Panama denounces receiving damaged onions from the Netherlands


News from Panama / Tuesday, November 24th, 2015

damaged onions

Producers in the country aren’t only worried about onion imports, now they’re also worried about the quality of the product imported. As a result, they have asked the authorities to comply with the measures of quality and to support Panamanian Agriculture.
Augusto Jimenez, president of the Association of Producers of the Highlands, said that importers were not complying with phytosanitary measures and that is why the onions from the Netherlands were in poor condition.
Jimenez acknowledged that the Panama wasn’t self-sufficient, since currently only 10% of the onion was national and the other 90% was imported from the Netherlands, the United States, and sometimes Peru.
According to the producer, this is due to the golden opportunity that President Juan Carlos Varela had to sanction the project No. 188 that delegated plant health functions to the Ministry of Agricultural Development (MIDA).

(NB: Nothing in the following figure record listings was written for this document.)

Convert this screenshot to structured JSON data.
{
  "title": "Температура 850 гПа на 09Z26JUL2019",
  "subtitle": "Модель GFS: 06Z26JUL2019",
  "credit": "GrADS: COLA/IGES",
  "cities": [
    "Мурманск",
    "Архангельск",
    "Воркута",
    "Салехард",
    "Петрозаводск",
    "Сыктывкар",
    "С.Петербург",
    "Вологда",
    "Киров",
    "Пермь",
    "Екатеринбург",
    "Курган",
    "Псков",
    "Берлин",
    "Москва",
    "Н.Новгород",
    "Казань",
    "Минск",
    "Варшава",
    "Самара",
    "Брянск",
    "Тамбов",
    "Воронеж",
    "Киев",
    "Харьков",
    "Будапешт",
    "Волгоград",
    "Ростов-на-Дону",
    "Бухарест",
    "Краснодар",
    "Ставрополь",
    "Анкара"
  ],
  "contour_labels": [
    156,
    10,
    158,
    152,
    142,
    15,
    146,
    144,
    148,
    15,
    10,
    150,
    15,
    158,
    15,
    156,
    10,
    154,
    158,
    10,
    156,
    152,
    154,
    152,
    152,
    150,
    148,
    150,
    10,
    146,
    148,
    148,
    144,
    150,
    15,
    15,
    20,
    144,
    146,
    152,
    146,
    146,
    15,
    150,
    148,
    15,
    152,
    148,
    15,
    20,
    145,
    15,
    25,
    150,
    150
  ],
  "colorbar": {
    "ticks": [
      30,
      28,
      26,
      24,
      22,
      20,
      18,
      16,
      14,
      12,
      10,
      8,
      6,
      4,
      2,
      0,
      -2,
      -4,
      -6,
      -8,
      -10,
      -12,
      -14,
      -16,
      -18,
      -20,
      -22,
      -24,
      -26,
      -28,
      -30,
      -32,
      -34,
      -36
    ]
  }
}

“The Mida is the only plant protection organization recognized in the international conventions, because the Panamanian Food Safety Authority (Aupsa) does not exist,” he said.
So far this year, Panama has imported a total of 233,936 quintals of onions from the Netherlands and there are another 82,000 quintals coming in December.

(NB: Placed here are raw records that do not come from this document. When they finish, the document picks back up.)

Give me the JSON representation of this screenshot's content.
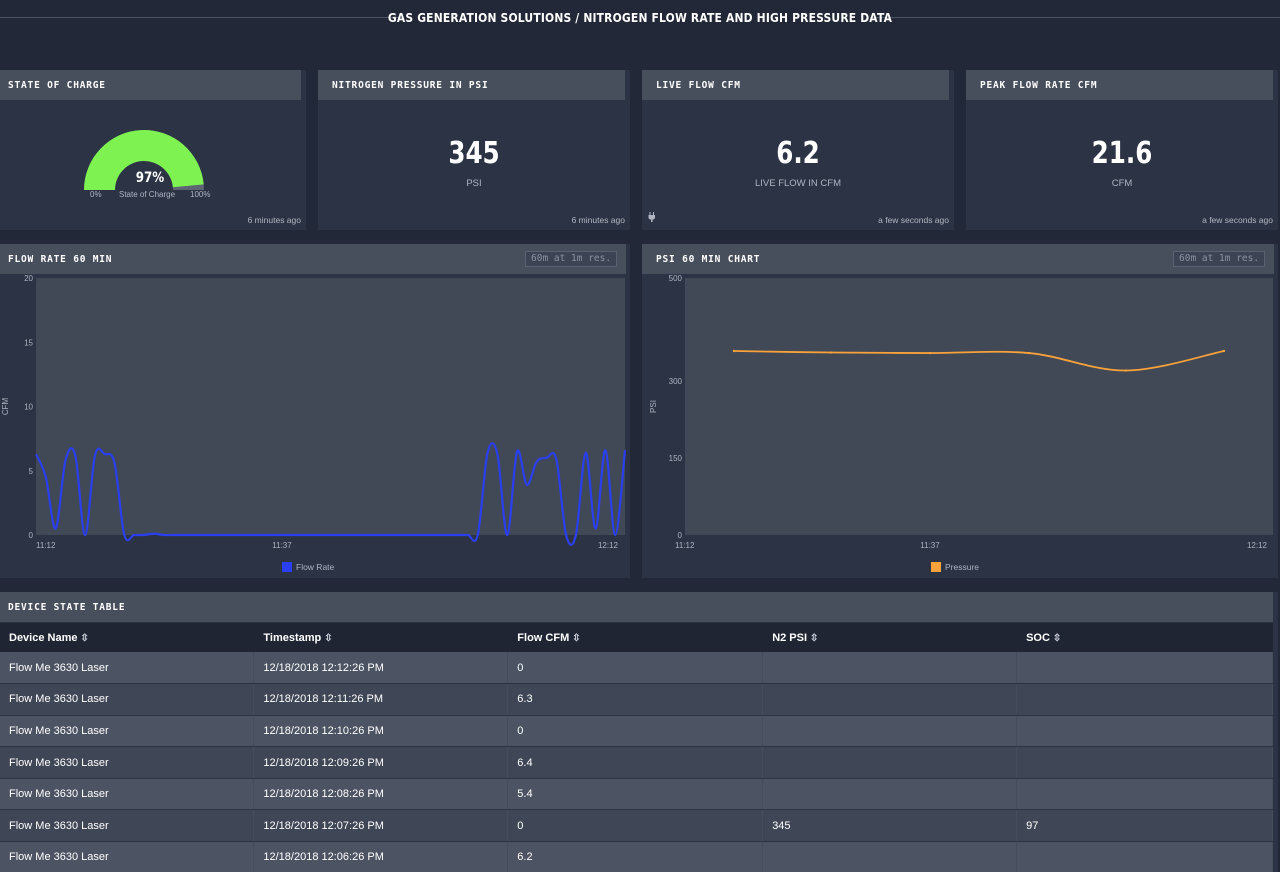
{
  "page": {
    "title": "GAS GENERATION SOLUTIONS / NITROGEN FLOW RATE AND HIGH PRESSURE DATA"
  },
  "cards": {
    "soc": {
      "title": "STATE OF CHARGE",
      "value": "97%",
      "fraction": 0.97,
      "min_label": "0%",
      "max_label": "100%",
      "caption": "State of Charge",
      "time": "6 minutes ago",
      "color": "#7ef251"
    },
    "pressure": {
      "title": "NITROGEN PRESSURE IN PSI",
      "value": "345",
      "unit": "PSI",
      "time": "6 minutes ago"
    },
    "live_flow": {
      "title": "LIVE FLOW CFM",
      "value": "6.2",
      "unit": "LIVE FLOW IN CFM",
      "time": "a few seconds ago",
      "icon": "plug-icon"
    },
    "peak_flow": {
      "title": "PEAK FLOW RATE CFM",
      "value": "21.6",
      "unit": "CFM",
      "time": "a few seconds ago"
    }
  },
  "flow_panel": {
    "title": "FLOW RATE 60 MIN",
    "badge": "60m at 1m res."
  },
  "psi_panel": {
    "title": "PSI 60 MIN CHART",
    "badge": "60m at 1m res."
  },
  "chart_data": [
    {
      "type": "line",
      "title": "FLOW RATE 60 MIN",
      "xlabel": "",
      "ylabel": "CFM",
      "ylim": [
        0,
        20
      ],
      "yticks": [
        0,
        5,
        10,
        15,
        20
      ],
      "xticks": [
        "11:12",
        "11:37",
        "12:12"
      ],
      "x": [
        0,
        1,
        2,
        3,
        4,
        5,
        6,
        7,
        8,
        9,
        10,
        11,
        12,
        13,
        14,
        15,
        16,
        17,
        18,
        19,
        20,
        21,
        22,
        23,
        24,
        25,
        26,
        27,
        28,
        29,
        30,
        31,
        32,
        33,
        34,
        35,
        36,
        37,
        38,
        39,
        40,
        41,
        42,
        43,
        44,
        45,
        46,
        47,
        48,
        49,
        50,
        51,
        52,
        53,
        54,
        55,
        56,
        57,
        58,
        59,
        60
      ],
      "series": [
        {
          "name": "Flow Rate",
          "color": "#2a3ff0",
          "values": [
            6.3,
            4.5,
            0.5,
            5.8,
            6.2,
            0,
            6.2,
            6.3,
            5.6,
            0,
            0,
            0,
            0.1,
            0,
            0,
            0,
            0,
            0,
            0,
            0,
            0,
            0,
            0,
            0,
            0,
            0,
            0,
            0,
            0,
            0,
            0,
            0,
            0,
            0,
            0,
            0,
            0,
            0,
            0,
            0,
            0,
            0,
            0,
            0,
            0,
            0,
            6.4,
            6.3,
            0,
            6.5,
            3.9,
            5.7,
            6.0,
            5.9,
            0,
            0,
            6.4,
            0.5,
            6.6,
            0,
            6.6
          ]
        }
      ]
    },
    {
      "type": "line",
      "title": "PSI 60 MIN CHART",
      "xlabel": "",
      "ylabel": "PSI",
      "ylim": [
        0,
        500
      ],
      "yticks": [
        0,
        150,
        300,
        500
      ],
      "xticks": [
        "11:12",
        "11:37",
        "12:12"
      ],
      "x": [
        0,
        10,
        20,
        30,
        40,
        50
      ],
      "series": [
        {
          "name": "Pressure",
          "color": "#f7a23b",
          "values": [
            358,
            355,
            354,
            354,
            320,
            358
          ]
        }
      ]
    }
  ],
  "table": {
    "title": "DEVICE STATE TABLE",
    "columns": [
      "Device Name",
      "Timestamp",
      "Flow CFM",
      "N2 PSI",
      "SOC"
    ],
    "rows": [
      [
        "Flow Me 3630 Laser",
        "12/18/2018 12:12:26 PM",
        "0",
        "",
        ""
      ],
      [
        "Flow Me 3630 Laser",
        "12/18/2018 12:11:26 PM",
        "6.3",
        "",
        ""
      ],
      [
        "Flow Me 3630 Laser",
        "12/18/2018 12:10:26 PM",
        "0",
        "",
        ""
      ],
      [
        "Flow Me 3630 Laser",
        "12/18/2018 12:09:26 PM",
        "6.4",
        "",
        ""
      ],
      [
        "Flow Me 3630 Laser",
        "12/18/2018 12:08:26 PM",
        "5.4",
        "",
        ""
      ],
      [
        "Flow Me 3630 Laser",
        "12/18/2018 12:07:26 PM",
        "0",
        "345",
        "97"
      ],
      [
        "Flow Me 3630 Laser",
        "12/18/2018 12:06:26 PM",
        "6.2",
        "",
        ""
      ]
    ]
  }
}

Jorge Landires, national director of food verification at Aupsa, said the damaged onions didn’t come from the Netherlands, although producers say the bar code of the damaged onions shows they are from the Netherlands.

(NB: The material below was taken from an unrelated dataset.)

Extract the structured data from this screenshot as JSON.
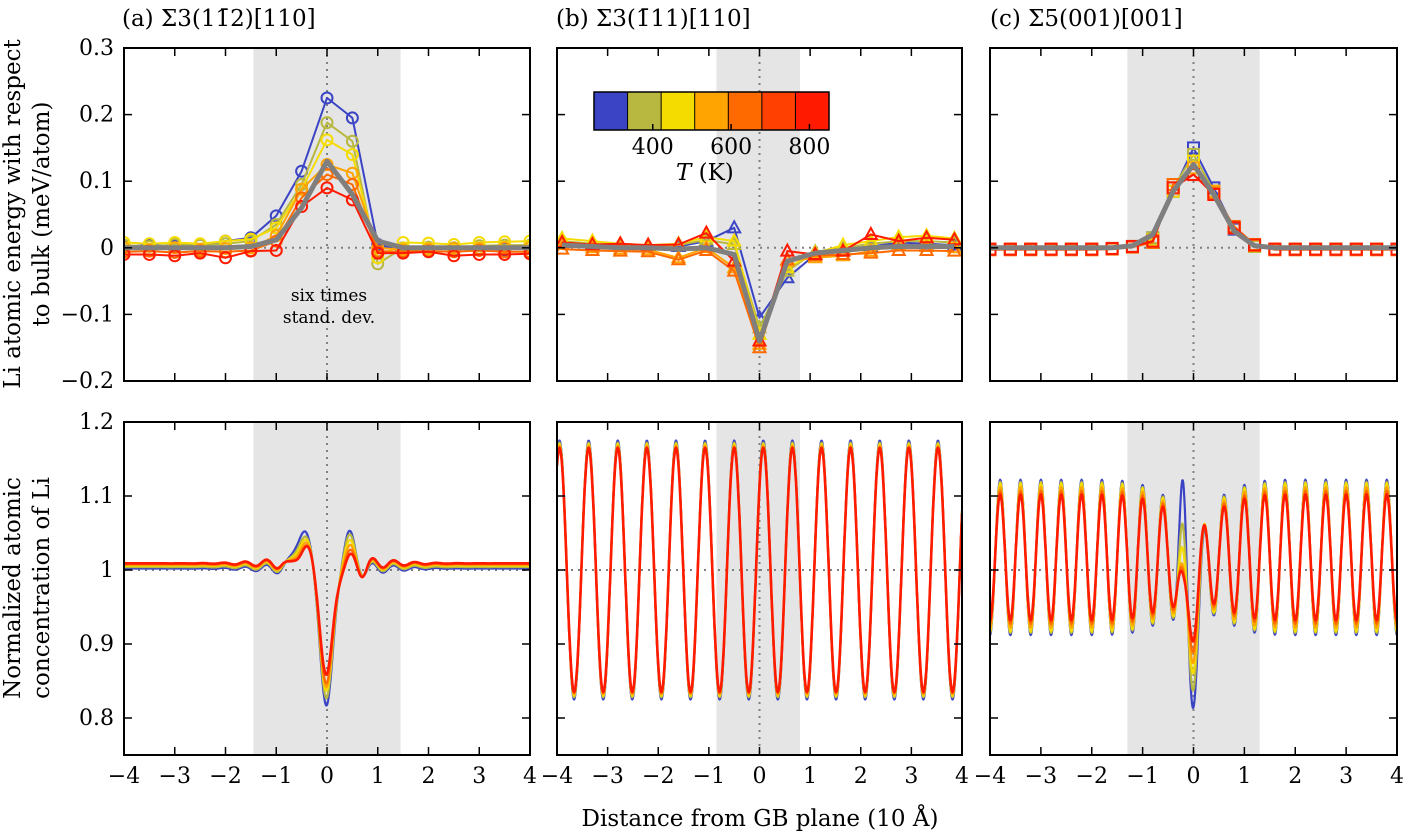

“We conduct plant health and food safety checks and inspections at points of entry, either at the border or in ports,” he said.
The official said that not only the Aupsa was responsible for ensuring that the food was in good condition, but that it was also the responsibility of the Mida and the Ministry of Health (MoH).
In turn, the Director of Plant Health of the Ministry of Agricultural Development (MIDA), Dario Gordon, said they had recently retired 19 sacks of damaged onions and moved to an area that doesn’t produce potatoes and onions.
“To my understanding, the onion is being imported from Holland, but we are not the authority that must determine if it is damaged because our responsibility is to check for the presence of pests and diseases in the crop itself,” he said.
He said a document was issued to protect the places that produced onions and potatoes.
According to Aupsa statistics, 5,399,803,665 kilograms of food entering the country have been verified so far this year.
They also have destroyed 173,584.14 kilograms that were found to be unfit for consumption, mainly at the Tocumen International Airport (where most of the seizures were made).